SNELLVILLE, Ga. - Police said a baby girl died Tuesday when she was left in a car for several hours after her father was arrested for violating his probation in Snellville.
Police charged the father, 20-year-old Davied Japez McCorry Whatley, with second-degree murder. Police said the child, Nova Grace Whatley-Trejo, died from being exposed in the car.
Officials with the Snellville Police Department said, shortly after 2:15 p.m., Whatley entered the lobby of their department to pick up a gun police had in their possession.
While he was there, police learned that Whatley had a warrant out for his arrest for a probation violation. He was arrested and taken to the Gwinnett County Jail. Police said it's standard to conduct a background check for anyone picking up a firearm at the police department.
Later that night, police say a woman brought her 8-month-old granddaughter to the Piedmont Eastside Emergency Room. The baby girl, who has been identified as Whatley's daughter, was pronounced dead.
20-year-old Davied Japez McCorry Whatley
The grandmother told hospital staff that the girl had been left in Whatley's car after a traffic stop. Investigators said, at some point, Whatley told the child's grandmother the child was in the car.
When police were notified about the death, they found Whatley's car parked near the dumpsters at the Snellville City Hall.
Nova Grace Whatley-Trejo (Courtesy of the family)
Investigators say Whatley was recorded the entire time from when he walked into the police department to when he was booked at the jail. At no point did he mention his daughter had been left in the vehicle.
"I'm absolutely astounded someone could leave an 8-month-old in the car, park away from our building and walk up here knowing that child was in the car," Snellville Police Department Detective Jeff Manely said.

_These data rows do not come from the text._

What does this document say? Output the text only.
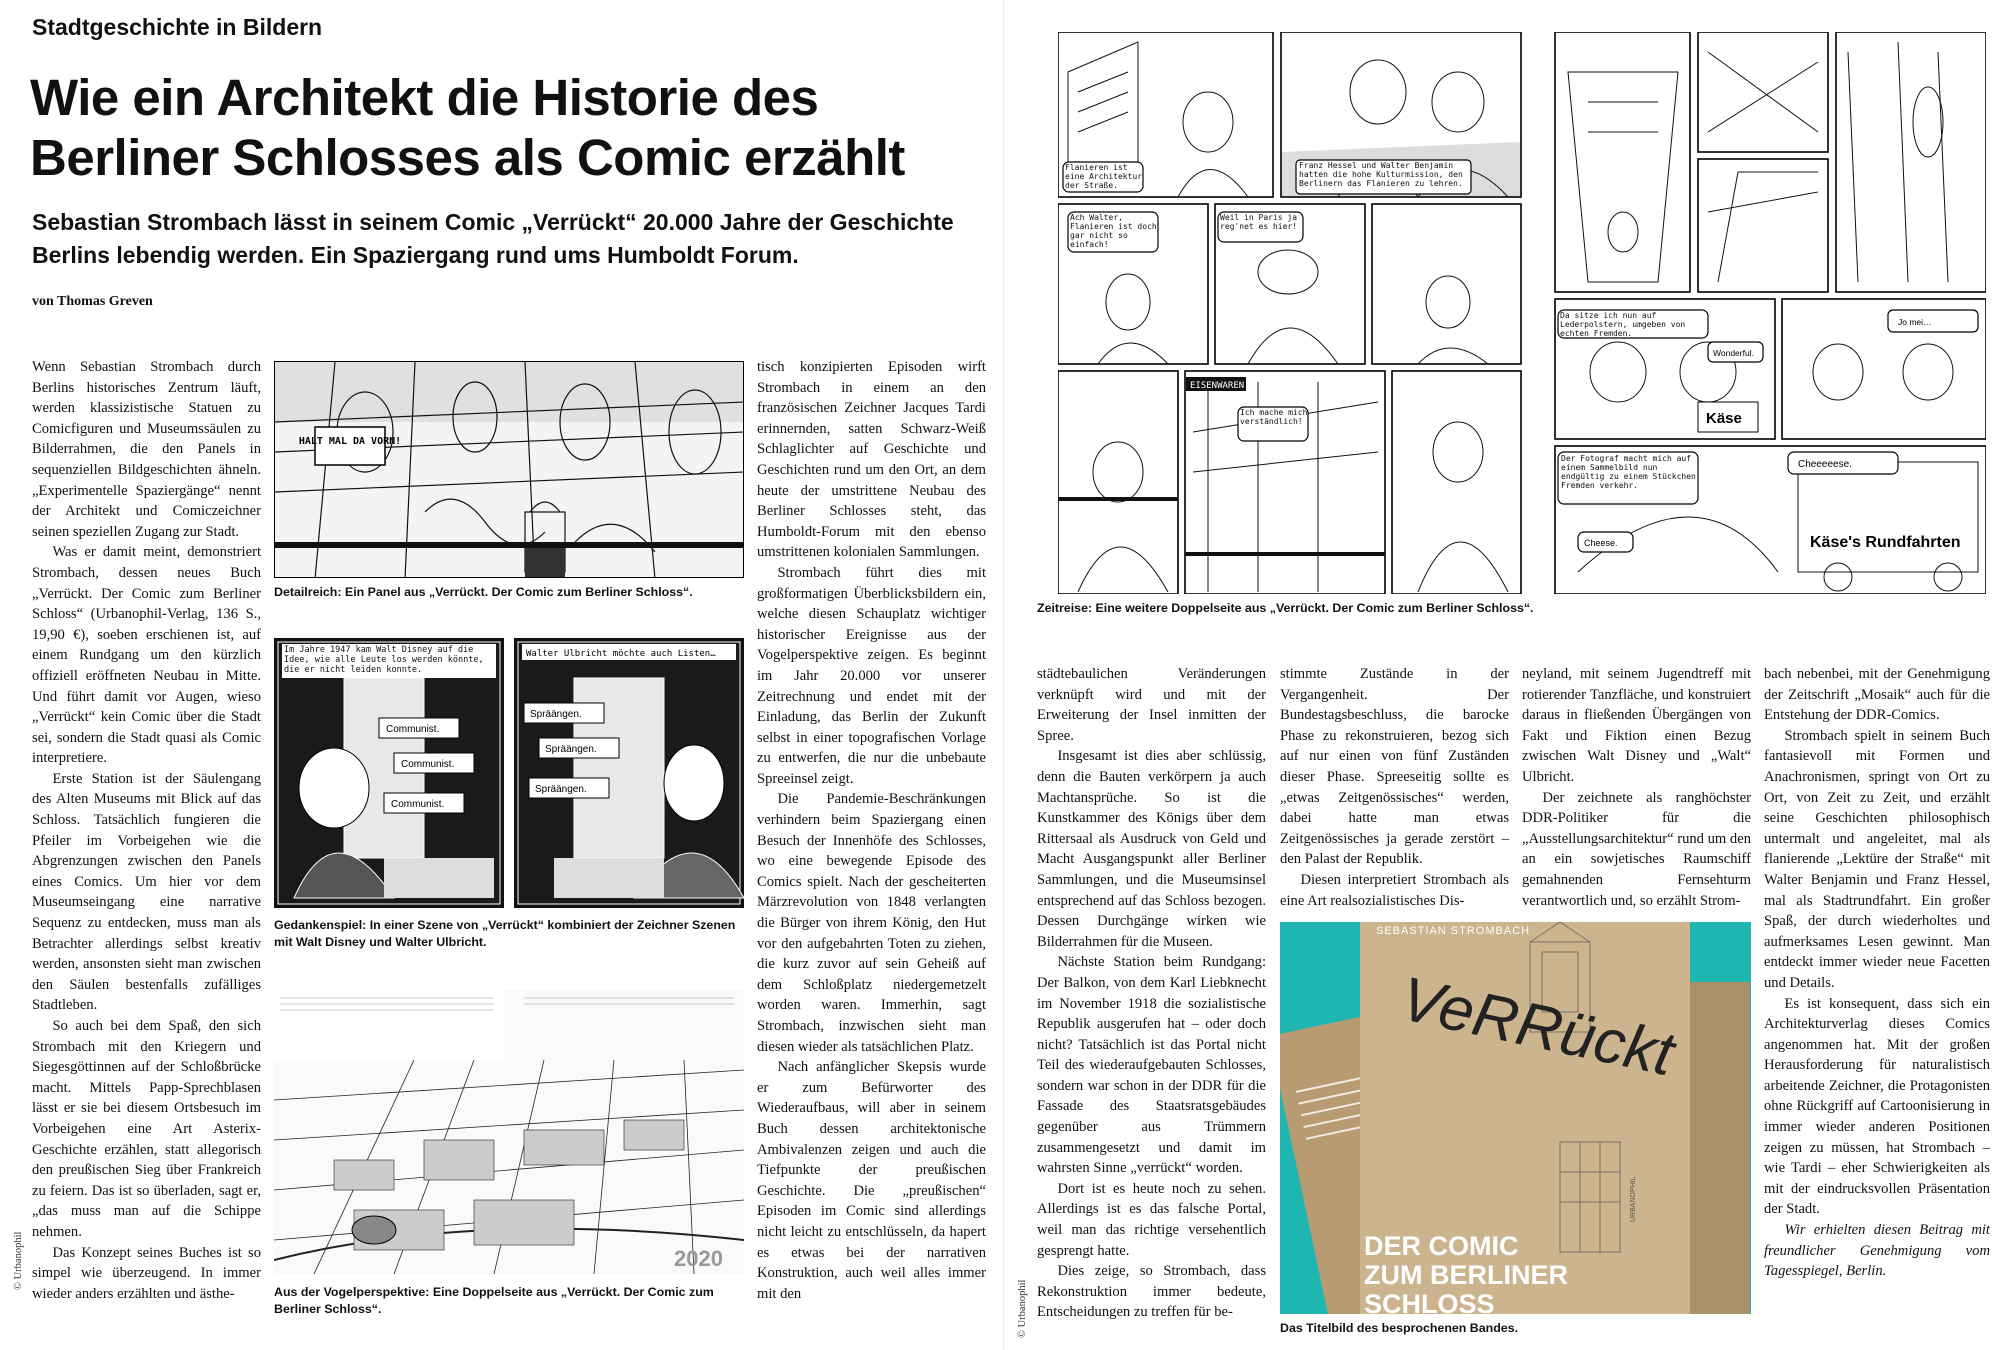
Stadtgeschichte in Bildern
Wie ein Architekt die Historie des Berliner Schlosses als Comic erzählt
Sebastian Strombach lässt in seinem Comic „Verrückt“ 20.000 Jahre der Geschichte Berlins lebendig werden. Ein Spaziergang rund ums Humboldt Forum.
von Thomas Greven

Wenn Sebastian Strombach durch Berlins historisches Zentrum läuft, werden klassizistische Statuen zu Comicfiguren und Museumssäulen zu Bilderrahmen, die den Panels in sequenziellen Bildgeschichten ähneln. „Experimentelle Spaziergänge“ nennt der Architekt und Comiczeichner seinen speziellen Zugang zur Stadt.

Was er damit meint, demonstriert Strombach, dessen neues Buch „Verrückt. Der Comic zum Berliner Schloss“ (Urbanophil-Verlag, 136 S., 19,90 €), soeben erschienen ist, auf einem Rundgang um den kürzlich offiziell eröffneten Neubau in Mitte. Und führt damit vor Augen, wieso „Verrückt“ kein Comic über die Stadt sei, sondern die Stadt quasi als Comic interpretiere.

Erste Station ist der Säulengang des Alten Museums mit Blick auf das Schloss. Tatsächlich fungieren die Pfeiler im Vorbeigehen wie die Abgrenzungen zwischen den Panels eines Comics. Um hier vor dem Museumseingang eine narrative Sequenz zu entdecken, muss man als Betrachter allerdings selbst kreativ werden, ansonsten sieht man zwischen den Säulen bestenfalls zufälliges Stadtleben.

So auch bei dem Spaß, den sich Strombach mit den Kriegern und Siegesgöttinnen auf der Schloßbrücke macht. Mittels Papp-Sprechblasen lässt er sie bei diesem Ortsbesuch im Vorbeigehen eine Art Asterix-Geschichte erzählen, statt allegorisch den preußischen Sieg über Frankreich zu feiern. Das ist so überladen, sagt er, „das muss man auf die Schippe nehmen.

Das Konzept seines Buches ist so simpel wie überzeugend. In immer wieder anders erzählten und ästhe-

HALT MAL DA VORN!
Detailreich: Ein Panel aus „Verrückt. Der Comic zum Berliner Schloss“.
Im Jahre 1947 kam Walt Disney auf die Idee, wie alle Leute los werden könnte, die er nicht leiden konnte.
Walter Ulbricht möchte auch Listen…
Communist.
Communist.
Communist.
Spräängen.
Spräängen.
Spräängen.
Gedankenspiel: In einer Szene von „Verrückt“ kombiniert der Zeichner Szenen mit Walt Disney und Walter Ulbricht.
2020
Aus der Vogelperspektive: Eine Doppelseite aus „Verrückt. Der Comic zum Berliner Schloss“.
© Urbanophil

tisch konzipierten Episoden wirft Strombach in einem an den französischen Zeichner Jacques Tardi erinnernden, satten Schwarz-Weiß Schlaglichter auf Geschichte und Geschichten rund um den Ort, an dem heute der umstrittene Neubau des Berliner Schlosses steht, das Humboldt-Forum mit den ebenso umstrittenen kolonialen Sammlungen.

Strombach führt dies mit großformatigen Überblicksbildern ein, welche diesen Schauplatz wichtiger historischer Ereignisse aus der Vogelperspektive zeigen. Es beginnt im Jahr 20.000 vor unserer Zeitrechnung und endet mit der Einladung, das Berlin der Zukunft selbst in einer topografischen Vorlage zu entwerfen, die nur die unbebaute Spreeinsel zeigt.

Die Pandemie-Beschränkungen verhindern beim Spaziergang einen Besuch der Innenhöfe des Schlosses, wo eine bewegende Episode des Comics spielt. Nach der gescheiterten Märzrevolution von 1848 verlangten die Bürger von ihrem König, den Hut vor den aufgebahrten Toten zu ziehen, die kurz zuvor auf sein Geheiß auf dem Schloßplatz niedergemetzelt worden waren. Immerhin, sagt Strombach, inzwischen sieht man diesen wieder als tatsächlichen Platz.

Nach anfänglicher Skepsis wurde er zum Befürworter des Wiederaufbaus, will aber in seinem Buch dessen architektonische Ambivalenzen zeigen und auch die Tiefpunkte der preußischen Geschichte. Die „preußischen“ Episoden im Comic sind allerdings nicht leicht zu entschlüsseln, da hapert es etwas bei der narrativen Konstruktion, auch weil alles immer mit den

Flanieren ist eine Architektur der Straße.
Franz Hessel und Walter Benjamin hatten die hohe Kulturmission, den Berlinern das Flanieren zu lehren.
Ach Walter, Flanieren ist doch gar nicht so einfach!
Weil in Paris ja reg'net es hier!
Ich mache mich verständlich!
Da sitze ich nun auf Lederpolstern, umgeben von echten Fremden.
Wonderful.
Jo mei…
Der Fotograf macht mich auf einem Sammelbild nun endgültig zu einem Stückchen Fremden verkehr.
Cheeeeese.
Cheese.
EISENWAREN
Käse
Käse's Rundfahrten
Zeitreise: Eine weitere Doppelseite aus „Verrückt. Der Comic zum Berliner Schloss“.

städtebaulichen Veränderungen verknüpft wird und mit der Erweiterung der Insel inmitten der Spree.

Insgesamt ist dies aber schlüssig, denn die Bauten verkörpern ja auch Machtansprüche. So ist die Kunstkammer des Königs über dem Rittersaal als Ausdruck von Geld und Macht Ausgangspunkt aller Berliner Sammlungen, und die Museumsinsel entsprechend auf das Schloss bezogen. Dessen Durchgänge wirken wie Bilderrahmen für die Museen.

Nächste Station beim Rundgang: Der Balkon, von dem Karl Liebknecht im November 1918 die sozialistische Republik ausgerufen hat – oder doch nicht? Tatsächlich ist das Portal nicht Teil des wiederaufgebauten Schlosses, sondern war schon in der DDR für die Fassade des Staatsratsgebäudes gegenüber aus Trümmern zusammengesetzt und damit im wahrsten Sinne „verrückt“ worden.

Dort ist es heute noch zu sehen. Allerdings ist es das falsche Portal, weil man das richtige versehentlich gesprengt hatte.

Dies zeige, so Strombach, dass Rekonstruktion immer bedeute, Entscheidungen zu treffen für be-

stimmte Zustände in der Vergangenheit. Der Bundestagsbeschluss, die barocke Phase zu rekonstruieren, bezog sich auf nur einen von fünf Zuständen dieser Phase. Spreeseitig sollte es „etwas Zeitgenössisches“ werden, dabei hatte man etwas Zeitgenössisches ja gerade zerstört – den Palast der Republik.

Diesen interpretiert Strombach als eine Art realsozialistisches Dis-

neyland, mit seinem Jugendtreff mit rotierender Tanzfläche, und konstruiert daraus in fließenden Übergängen von Fakt und Fiktion einen Bezug zwischen Walt Disney und „Walt“ Ulbricht.

Der zeichnete als ranghöchster DDR-Politiker für die „Ausstellungsarchitektur“ rund um den an ein sowjetisches Raumschiff gemahnenden Fernsehturm verantwortlich und, so erzählt Strom-

bach nebenbei, mit der Genehmigung der Zeitschrift „Mosaik“ auch für die Entstehung der DDR-Comics.

Strombach spielt in seinem Buch fantasievoll mit Formen und Anachronismen, springt von Ort zu Ort, von Zeit zu Zeit, und erzählt seine Geschichten philosophisch untermalt und angeleitet, mal als flanierende „Lektüre der Straße“ mit Walter Benjamin und Franz Hessel, mal als Stadtrundfahrt. Ein großer Spaß, der durch wiederholtes und aufmerksames Lesen gewinnt. Man entdeckt immer wieder neue Facetten und Details.

Es ist konsequent, dass sich ein Architekturverlag dieses Comics angenommen hat. Mit der großen Herausforderung für naturalistisch arbeitende Zeichner, die Protagonisten ohne Rückgriff auf Cartoonisierung in immer wieder anderen Positionen zeigen zu müssen, hat Strombach – wie Tardi – eher Schwierigkeiten als mit der eindrucksvollen Präsentation der Stadt.

Wir erhielten diesen Beitrag mit freundlicher Genehmigung vom Tagesspiegel, Berlin.

SEBASTIAN STROMBACH
VeRRückt
DER COMIC
ZUM BERLINER
SCHLOSS
URBANOPHIL
Das Titelbild des besprochenen Bandes.
© Urbanophil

Whatley was released on bond related to his initial arrest for a probation violation, but law enforcement took him into custody Wednesday on murder charges. The GBI said he will be booked in Gwinnett County Jail, again, on Wednesday afternoon.
The Snellville Police Department has called the Georgia Bureau of Investigation to investigate the death and act as the primary investigating agency.
The investigation is ongoing.
Rise in hot car deaths
Hot car deaths have increased in recent years.
According to the National Highway Traffic Safety Administration, there have been 906 reported deaths since 1998. About 53 percent of hot car deaths happen because someone forgets a child in a car.
Thursdays and Fridays have had the highest deaths.
Experts said the temperature in a car can rise about 20 degrees in just 10 minutes even with the window cracked.
Officials said parents and caregivers, should always look inside your car before locking the doors and never leave a child alone.